Rejuvenation of the lower eyelid often requires tightening of excess skin and removal or transposition of orbital fat. Although transcutaneous lower-lid blepharoplasty accomplishes these aesthetic demands, it has been associated with an increased risk of lower-lid malposition rates of up to 20%. The mini-lift technique allows the surgeon to sculpt the orbital fat prolapse and address excess skin, avoiding the traditional complications of transcutaneous lower-lid blepharoplasty, such as scleral show, rounded lateral canthus, and ectropion.
Cosmetic eyelid surgery has the benefit of 2000 years of development and refinement of surgical techniques and instruments. Ali Ibn Isa (AD 940–1010) first described the procedure more than 1000 years ago1,2. Aulus Cornelius Celsus, the first century Roman encyclopaedist and philosopher, was likely the first to comment on the excision of skin of the upper eyelids when he described the treatment of the ‘relaxed eyelid’ in De re Medica3, which was published only in 1478 following its rediscovery by Pope Nicholas V.
The term ‘blepharoplasty’ (from the Greek words blepharon, ‘eyelid’, and plassein, ‘to form’) was originally used by Von Graefe in 1818 to describe a case of eyelid reconstruction that he had performed in 18094. In the 1913 edition of the American Encyclopedia of Ophthalmology, blepharoplasty is defined as the reformation, replacement, readjustment or transplantation of any of the eyelid tissues5. Now, blepharoplasty refers to the excision of excessive eyelid skin, with or without the excision of orbital fat, for either functional or cosmetic indications. These cosmetic indications have been recognised by physicians only since the turn of the last century, but are now the most common reason for such surgery on the lower eyelids. This change followed the development of improved techniques, better surgical results, and control of sepsis, as well as the change in social attitudes.
Modern transcutaneous blepharoplasty was first described by Castañares in 19516, when an incision was made 1–2 mm below the eyelash line, allowing access to the orbicularis oculi muscle through a skin flap technique. This technique resulted in complications such as ectropion and a lateral rounding of the lower eyelid, but the procedure gradually evolved into the use of a skin muscle flap to allow access to the intraorbital fat.
McCollough and English7 further evolved the technique to a skin flap or skin muscle flap, in which the incision is placed inferiorly to the tarsal margin, thus allowing a ‘cuff’ of the pretarsal orbicularis oculi muscle to remain undisturbed. However, this technique is now rarely used.
Historically, the transcutaneous approach has been the surgical technique of choice, but often resulting in lower‑lid ectropion, noticeable scarring, and lower-lid retraction, the latter being the most common and dreaded complication. The transconjunctival technique was first described in 1924 by Julien Bourquet. This approach was popularised by Tessier8, who used the conjunctival approach to the orbital floor and maxilla in congenital malformation and trauma.
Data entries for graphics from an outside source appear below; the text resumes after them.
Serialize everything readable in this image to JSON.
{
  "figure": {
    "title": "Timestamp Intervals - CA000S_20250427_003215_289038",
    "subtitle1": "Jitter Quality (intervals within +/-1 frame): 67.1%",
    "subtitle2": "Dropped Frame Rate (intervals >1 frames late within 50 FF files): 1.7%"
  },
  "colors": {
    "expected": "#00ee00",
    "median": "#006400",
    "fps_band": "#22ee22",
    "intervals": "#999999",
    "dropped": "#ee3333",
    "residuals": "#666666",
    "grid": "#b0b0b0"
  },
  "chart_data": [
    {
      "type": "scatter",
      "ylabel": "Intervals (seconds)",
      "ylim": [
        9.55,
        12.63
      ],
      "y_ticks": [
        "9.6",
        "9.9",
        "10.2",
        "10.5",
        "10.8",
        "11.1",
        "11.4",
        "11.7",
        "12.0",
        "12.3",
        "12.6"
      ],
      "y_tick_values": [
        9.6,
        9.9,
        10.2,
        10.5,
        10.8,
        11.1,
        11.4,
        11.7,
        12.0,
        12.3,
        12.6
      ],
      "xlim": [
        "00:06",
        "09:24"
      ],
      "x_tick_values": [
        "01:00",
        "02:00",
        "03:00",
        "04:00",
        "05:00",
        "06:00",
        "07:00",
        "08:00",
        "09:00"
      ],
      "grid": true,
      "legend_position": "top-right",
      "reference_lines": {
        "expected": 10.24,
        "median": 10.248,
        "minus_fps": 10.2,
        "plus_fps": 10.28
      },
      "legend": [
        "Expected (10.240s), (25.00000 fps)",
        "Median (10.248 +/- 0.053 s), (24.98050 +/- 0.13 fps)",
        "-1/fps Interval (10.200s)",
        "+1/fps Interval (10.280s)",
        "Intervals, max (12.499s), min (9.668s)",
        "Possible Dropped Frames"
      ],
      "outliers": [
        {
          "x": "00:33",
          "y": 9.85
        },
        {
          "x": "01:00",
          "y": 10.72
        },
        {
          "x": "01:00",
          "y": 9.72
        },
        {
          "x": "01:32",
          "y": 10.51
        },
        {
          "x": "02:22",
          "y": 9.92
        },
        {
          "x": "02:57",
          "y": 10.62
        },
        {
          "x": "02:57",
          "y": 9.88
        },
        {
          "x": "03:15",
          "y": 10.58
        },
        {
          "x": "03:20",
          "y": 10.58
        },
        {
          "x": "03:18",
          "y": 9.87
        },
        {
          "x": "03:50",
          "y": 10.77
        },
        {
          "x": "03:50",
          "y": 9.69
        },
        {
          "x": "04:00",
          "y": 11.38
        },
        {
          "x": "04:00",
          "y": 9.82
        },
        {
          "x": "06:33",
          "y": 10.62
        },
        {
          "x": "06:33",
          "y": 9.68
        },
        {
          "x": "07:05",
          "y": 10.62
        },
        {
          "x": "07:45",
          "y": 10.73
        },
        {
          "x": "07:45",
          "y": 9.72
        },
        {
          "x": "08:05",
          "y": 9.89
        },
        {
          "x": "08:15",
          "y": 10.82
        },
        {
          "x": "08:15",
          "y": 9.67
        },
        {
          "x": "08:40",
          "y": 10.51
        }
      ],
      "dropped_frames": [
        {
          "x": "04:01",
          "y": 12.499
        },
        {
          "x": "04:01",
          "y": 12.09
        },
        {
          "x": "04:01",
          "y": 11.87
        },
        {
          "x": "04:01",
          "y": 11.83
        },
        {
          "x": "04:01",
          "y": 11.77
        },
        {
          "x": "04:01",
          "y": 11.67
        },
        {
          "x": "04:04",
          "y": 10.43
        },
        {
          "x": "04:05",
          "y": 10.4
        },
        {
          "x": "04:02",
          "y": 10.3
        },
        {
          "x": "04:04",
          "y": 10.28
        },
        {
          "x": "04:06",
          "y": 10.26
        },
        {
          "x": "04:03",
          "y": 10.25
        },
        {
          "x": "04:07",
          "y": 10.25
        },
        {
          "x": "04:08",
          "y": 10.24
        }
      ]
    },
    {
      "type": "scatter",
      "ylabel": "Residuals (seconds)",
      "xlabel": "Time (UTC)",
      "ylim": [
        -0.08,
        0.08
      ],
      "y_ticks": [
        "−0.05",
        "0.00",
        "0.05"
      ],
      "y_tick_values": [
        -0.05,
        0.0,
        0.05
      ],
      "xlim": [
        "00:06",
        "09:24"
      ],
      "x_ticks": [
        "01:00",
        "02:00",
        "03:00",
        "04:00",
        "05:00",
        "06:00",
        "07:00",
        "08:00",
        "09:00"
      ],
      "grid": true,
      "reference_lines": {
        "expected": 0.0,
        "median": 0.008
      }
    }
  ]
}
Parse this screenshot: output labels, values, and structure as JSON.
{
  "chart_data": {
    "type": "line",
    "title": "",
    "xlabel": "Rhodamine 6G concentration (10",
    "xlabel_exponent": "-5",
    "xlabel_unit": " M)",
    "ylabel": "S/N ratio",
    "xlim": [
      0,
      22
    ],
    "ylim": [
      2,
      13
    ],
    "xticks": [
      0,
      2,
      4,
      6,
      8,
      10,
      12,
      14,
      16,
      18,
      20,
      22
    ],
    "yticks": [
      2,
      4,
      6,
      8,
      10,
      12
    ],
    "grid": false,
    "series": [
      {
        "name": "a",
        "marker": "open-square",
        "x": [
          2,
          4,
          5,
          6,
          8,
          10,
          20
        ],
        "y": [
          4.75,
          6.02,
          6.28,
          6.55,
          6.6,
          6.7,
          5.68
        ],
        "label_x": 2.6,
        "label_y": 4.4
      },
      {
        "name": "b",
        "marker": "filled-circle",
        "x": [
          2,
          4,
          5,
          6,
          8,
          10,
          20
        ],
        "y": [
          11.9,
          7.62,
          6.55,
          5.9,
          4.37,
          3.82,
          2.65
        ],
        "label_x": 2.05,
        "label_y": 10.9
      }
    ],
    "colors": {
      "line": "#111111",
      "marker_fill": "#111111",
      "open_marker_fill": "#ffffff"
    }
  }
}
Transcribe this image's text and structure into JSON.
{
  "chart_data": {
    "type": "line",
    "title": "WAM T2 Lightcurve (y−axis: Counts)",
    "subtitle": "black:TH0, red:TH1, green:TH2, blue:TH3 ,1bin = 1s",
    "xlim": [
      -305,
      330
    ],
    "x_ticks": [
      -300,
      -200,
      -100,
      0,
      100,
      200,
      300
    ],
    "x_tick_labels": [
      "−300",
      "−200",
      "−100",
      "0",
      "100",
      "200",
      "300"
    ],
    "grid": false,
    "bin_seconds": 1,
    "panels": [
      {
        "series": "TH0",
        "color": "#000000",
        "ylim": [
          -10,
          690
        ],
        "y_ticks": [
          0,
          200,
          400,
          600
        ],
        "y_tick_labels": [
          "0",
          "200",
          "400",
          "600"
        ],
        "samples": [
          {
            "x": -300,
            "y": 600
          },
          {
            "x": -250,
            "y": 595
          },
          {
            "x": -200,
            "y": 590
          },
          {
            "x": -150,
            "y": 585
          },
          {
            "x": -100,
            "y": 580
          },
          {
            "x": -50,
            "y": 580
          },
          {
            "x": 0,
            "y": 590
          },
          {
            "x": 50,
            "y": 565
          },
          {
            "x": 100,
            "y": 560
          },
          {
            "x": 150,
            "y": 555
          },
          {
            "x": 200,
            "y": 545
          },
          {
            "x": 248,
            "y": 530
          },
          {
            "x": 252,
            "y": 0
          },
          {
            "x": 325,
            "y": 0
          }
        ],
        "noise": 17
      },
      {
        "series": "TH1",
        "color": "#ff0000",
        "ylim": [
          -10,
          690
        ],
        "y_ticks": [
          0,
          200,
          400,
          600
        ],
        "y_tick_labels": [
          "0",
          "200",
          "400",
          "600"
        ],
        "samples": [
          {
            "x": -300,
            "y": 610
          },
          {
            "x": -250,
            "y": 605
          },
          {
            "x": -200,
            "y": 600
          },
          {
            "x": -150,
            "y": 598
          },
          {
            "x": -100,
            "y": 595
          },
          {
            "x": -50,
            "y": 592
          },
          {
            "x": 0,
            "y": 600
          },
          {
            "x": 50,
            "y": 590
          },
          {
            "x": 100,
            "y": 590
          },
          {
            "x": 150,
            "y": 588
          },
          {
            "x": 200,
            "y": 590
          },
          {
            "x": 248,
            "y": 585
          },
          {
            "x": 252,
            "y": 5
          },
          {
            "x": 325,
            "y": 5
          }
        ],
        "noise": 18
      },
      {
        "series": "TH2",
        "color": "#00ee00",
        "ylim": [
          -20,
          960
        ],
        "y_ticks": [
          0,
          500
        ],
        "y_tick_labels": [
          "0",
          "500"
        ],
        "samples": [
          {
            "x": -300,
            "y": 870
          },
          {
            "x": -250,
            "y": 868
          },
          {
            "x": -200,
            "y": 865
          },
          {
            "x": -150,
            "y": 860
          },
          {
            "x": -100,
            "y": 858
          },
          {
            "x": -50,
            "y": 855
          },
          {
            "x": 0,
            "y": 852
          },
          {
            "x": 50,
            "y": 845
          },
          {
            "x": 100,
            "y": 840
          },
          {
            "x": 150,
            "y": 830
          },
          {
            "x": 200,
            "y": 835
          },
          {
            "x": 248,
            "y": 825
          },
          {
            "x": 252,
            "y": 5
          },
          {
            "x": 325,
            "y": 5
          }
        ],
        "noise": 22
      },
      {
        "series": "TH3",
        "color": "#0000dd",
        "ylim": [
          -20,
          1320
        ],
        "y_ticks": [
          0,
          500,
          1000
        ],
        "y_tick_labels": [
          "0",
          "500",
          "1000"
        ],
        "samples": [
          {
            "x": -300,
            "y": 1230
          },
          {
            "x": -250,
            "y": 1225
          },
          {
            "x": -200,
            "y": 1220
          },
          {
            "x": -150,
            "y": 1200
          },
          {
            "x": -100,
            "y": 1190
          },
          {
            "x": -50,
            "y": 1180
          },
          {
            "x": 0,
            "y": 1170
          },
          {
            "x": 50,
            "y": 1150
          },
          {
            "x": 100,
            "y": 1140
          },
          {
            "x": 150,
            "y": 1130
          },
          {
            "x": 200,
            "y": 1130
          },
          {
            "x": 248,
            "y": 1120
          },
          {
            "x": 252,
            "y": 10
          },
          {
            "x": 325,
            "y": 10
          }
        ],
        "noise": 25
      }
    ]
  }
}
The lower eyelid is divided into an anterior lamella, being the skin and orbicularis, and a posterior lamella, being tarsus and conjunctiva. The tarsus of the lower lid is as long as the upper tarsus, but is only 4–5 mm wide at the centre of the lid. The tarsus has a number of meibomian glands with orifices on the ciliary border. The capsulopalpebral fascia in the lower lid is analogous to the levator aponeurosis of the upper lid. It originates from attachments to the terminal muscle fibres of the inferior rectus muscle. It divides as it encircles the inferior oblique muscle then joins to form Lockwood’s suspensory ligament. The capsulopalpebral fascia inserts into the inferior tarsal border and stands to the inferior conjunctival fornix, the suspensory ligament of the fornix.
The orbital septum—a multilayered thin sheet of fibrous tissue—arises from the perioteum over the inferior orbital rim. The orbital septum fuses with the capsulopalpebral fascia at or below the inferior tarsal border. It is the septum that divides the eyelid into anterior and posterior lamella. The anatomic significance of the septum orbitale is that it keeps the orbital fat in its posterior location. In transconjunctival blepharoplasty, the entrance into the orbital fat is made posterior to the orbital septum. Therefore, the anterior lamella is not disturbed.
The orbicularis muscle is divided arbitrarily into orbital and palpebral portions. The palpebral orbicularis muscle is divided into pretarsal and preseptal parts on the basis of underlying anatomic structure. There are voluntary and involuntary actions to the palpebral part of orbicularis muscle, and involuntary action to the orbital part.
Retraction may occur even if skin resection is conservative, as the retraction may result from pathological changes at a number of anatomic sites — for example, vertical shortening of the skin, postoperative scarring, contracture of tissue — but in the author’s experience scarring in the plane of the orbital septum is the most common cause of post-blepharoplasty eyelid retraction. When an upward traction of the lower lid is applied, it is difficult to spot a tethering of the mid-lamella. This is evidence of scarring in the plane of the septum, without evidence of skin shortage.